Vieux Xu, retournez à la pension et reposez-vous. Je vais immédiatement organiser l'enquête sur Guo Ni et je vous tiendrai au courant dès que j'aurai des nouvelles.

» Sur ces mots, le chef de section Chu et le directeur adjoint Zhao partirent précipitamment.

Maître Xufeng quitta l'hôpital et retourna à la maison d'hôtes, où il raconta comment le bureau du comté avait aidé à retrouver Nizi.

« Dans ce cas, nous aurons des nouvelles ce soir. » La nounou hakka hocha la tête, soulagée.
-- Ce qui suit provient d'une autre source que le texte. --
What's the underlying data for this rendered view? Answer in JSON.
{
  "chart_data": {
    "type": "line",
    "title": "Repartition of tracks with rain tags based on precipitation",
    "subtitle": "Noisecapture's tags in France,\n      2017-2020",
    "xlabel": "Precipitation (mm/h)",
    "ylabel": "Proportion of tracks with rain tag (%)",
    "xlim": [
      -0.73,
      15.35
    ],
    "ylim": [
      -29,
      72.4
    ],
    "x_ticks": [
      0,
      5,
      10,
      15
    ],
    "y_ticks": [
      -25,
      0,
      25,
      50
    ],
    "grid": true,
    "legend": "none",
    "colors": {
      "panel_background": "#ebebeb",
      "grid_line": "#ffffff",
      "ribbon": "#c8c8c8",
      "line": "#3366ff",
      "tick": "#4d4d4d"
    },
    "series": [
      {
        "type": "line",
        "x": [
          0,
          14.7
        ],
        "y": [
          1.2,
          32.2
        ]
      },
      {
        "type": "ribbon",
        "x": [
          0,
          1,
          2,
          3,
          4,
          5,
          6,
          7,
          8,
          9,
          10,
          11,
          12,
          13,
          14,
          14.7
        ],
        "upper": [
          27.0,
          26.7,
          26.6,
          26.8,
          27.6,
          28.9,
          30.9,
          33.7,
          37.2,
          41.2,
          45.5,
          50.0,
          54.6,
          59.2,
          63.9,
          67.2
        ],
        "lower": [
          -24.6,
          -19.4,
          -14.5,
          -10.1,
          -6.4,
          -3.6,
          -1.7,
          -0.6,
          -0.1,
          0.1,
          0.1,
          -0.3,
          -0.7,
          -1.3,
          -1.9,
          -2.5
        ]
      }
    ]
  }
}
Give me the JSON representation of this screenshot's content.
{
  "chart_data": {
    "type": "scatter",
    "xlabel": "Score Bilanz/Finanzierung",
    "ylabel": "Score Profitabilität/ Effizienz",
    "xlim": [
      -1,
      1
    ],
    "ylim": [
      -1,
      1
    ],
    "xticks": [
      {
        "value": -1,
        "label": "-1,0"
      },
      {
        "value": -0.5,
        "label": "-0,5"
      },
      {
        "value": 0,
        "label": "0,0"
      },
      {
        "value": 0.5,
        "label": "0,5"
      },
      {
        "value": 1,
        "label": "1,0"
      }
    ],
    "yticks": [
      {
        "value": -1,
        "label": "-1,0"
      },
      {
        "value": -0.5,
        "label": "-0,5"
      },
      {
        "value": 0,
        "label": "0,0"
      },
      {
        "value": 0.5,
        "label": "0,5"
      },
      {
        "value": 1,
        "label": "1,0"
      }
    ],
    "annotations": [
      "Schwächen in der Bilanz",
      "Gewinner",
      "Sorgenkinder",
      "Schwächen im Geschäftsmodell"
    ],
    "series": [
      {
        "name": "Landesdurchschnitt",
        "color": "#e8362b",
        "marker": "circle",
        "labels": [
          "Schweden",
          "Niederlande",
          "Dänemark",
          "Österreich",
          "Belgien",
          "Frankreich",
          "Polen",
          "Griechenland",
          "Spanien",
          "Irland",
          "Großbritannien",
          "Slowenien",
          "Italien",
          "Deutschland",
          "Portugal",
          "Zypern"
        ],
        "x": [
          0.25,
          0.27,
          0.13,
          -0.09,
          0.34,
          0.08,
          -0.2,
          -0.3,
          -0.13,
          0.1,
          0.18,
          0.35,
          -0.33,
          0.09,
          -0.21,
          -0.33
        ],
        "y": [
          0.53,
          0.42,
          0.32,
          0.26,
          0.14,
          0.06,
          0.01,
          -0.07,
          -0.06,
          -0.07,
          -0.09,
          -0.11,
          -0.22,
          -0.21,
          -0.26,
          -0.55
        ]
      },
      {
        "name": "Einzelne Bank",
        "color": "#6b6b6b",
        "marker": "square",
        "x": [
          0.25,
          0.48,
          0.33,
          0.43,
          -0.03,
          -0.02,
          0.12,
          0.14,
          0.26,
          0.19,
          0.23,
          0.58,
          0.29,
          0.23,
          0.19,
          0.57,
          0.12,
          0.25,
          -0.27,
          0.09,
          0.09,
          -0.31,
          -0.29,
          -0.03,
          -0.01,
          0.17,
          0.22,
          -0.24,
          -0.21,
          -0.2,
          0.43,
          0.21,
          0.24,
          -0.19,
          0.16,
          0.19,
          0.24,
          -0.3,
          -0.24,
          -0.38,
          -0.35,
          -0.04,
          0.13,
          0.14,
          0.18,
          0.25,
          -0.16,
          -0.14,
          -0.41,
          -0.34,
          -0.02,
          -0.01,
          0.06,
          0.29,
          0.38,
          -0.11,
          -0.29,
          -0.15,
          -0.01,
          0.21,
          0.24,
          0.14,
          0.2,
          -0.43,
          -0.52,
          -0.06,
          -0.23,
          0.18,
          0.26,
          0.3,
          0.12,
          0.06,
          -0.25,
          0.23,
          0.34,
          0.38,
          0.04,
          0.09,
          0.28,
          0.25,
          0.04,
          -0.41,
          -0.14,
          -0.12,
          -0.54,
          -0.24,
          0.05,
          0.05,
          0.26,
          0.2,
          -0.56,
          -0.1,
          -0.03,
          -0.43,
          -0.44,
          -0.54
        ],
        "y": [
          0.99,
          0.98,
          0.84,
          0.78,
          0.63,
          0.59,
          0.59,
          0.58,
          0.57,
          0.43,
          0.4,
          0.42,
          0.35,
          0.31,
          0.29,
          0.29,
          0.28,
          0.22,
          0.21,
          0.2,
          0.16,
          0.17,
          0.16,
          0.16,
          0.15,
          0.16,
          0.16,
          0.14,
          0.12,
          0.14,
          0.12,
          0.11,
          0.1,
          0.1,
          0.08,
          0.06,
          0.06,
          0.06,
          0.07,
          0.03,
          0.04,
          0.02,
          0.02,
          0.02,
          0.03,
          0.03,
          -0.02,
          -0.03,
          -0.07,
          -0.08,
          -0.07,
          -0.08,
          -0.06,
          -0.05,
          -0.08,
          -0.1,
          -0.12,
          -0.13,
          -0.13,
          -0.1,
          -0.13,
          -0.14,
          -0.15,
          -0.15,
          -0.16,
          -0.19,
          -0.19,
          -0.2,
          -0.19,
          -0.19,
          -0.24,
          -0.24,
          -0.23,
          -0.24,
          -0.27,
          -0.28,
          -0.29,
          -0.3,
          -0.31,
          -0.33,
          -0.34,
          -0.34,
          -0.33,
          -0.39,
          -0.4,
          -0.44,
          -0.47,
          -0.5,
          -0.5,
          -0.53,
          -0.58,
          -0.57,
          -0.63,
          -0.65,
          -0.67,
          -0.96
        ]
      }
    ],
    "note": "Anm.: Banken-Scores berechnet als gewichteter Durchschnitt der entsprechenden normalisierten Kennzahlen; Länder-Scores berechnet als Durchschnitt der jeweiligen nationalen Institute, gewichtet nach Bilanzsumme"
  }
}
À la tombée de la nuit, le temps changea brusquement

: un vent violent et une pluie torrentielle s’abattirent sur la région. Dans leurs chambres, chacun attendait anxieusement des nouvelles. Finalement, après le dîner, la réception informa Maître Xufeng qu’il devait répondre à un appel du bureau du comté.

«

Vieux Xu, concernant la situation de Guo Ni, le commissaire de police spécial du canton a retrouvé le tracteur agricole. Il provient d'un petit village situé à plus de seize kilomètres à l'est du temple Puji. D'après le conducteur, la nuit dernière, il a secouru une fillette de six ou sept ans sur la route devant la pagode Yingying. L'enfant était presque inconsciente à cause du froid et tenait un gros chat noir dans ses bras.

» La voix du chef Chu résonna à l'autre bout du fil.

« Oui, c'est elle. » Maître Xufeng ressentit enfin un soulagement.

« L’enfant a mangé quelque chose chez cette famille, puis s’est endormi. Lorsque la famille s’est levée tôt le matin, l’enfant était déjà parti sans dire au revoir », a poursuivi le chef de section Chu.

« Partir sans dire au revoir ? Cette famille sait-elle où est passé l'enfant ? » demanda Maître Xufeng avec inquiétude.

« Nous ne savons pas. Ils ne savent même pas quand l'enfant est parti », répondit le chef de section Chu, sur un ton d'excuse.

Maître Xufeng tenait le combiné, réfléchit un instant, puis dit : « Chef de section Chu, pourriez-vous s'il vous plaît informer tous les cantons de surveiller cet enfant ? Si quelqu'un le voit, qu'il soit immédiatement appréhendé, puis qu'il en informe le bureau du comté dès que possible ? »

« Pas de problème, je m'en occupe tout de suite. » Le chef de section Chu raccrocha.

De retour dans sa chambre, Maître Xufeng informa la femme Hakka de l'enquête menée par le bureau du comté.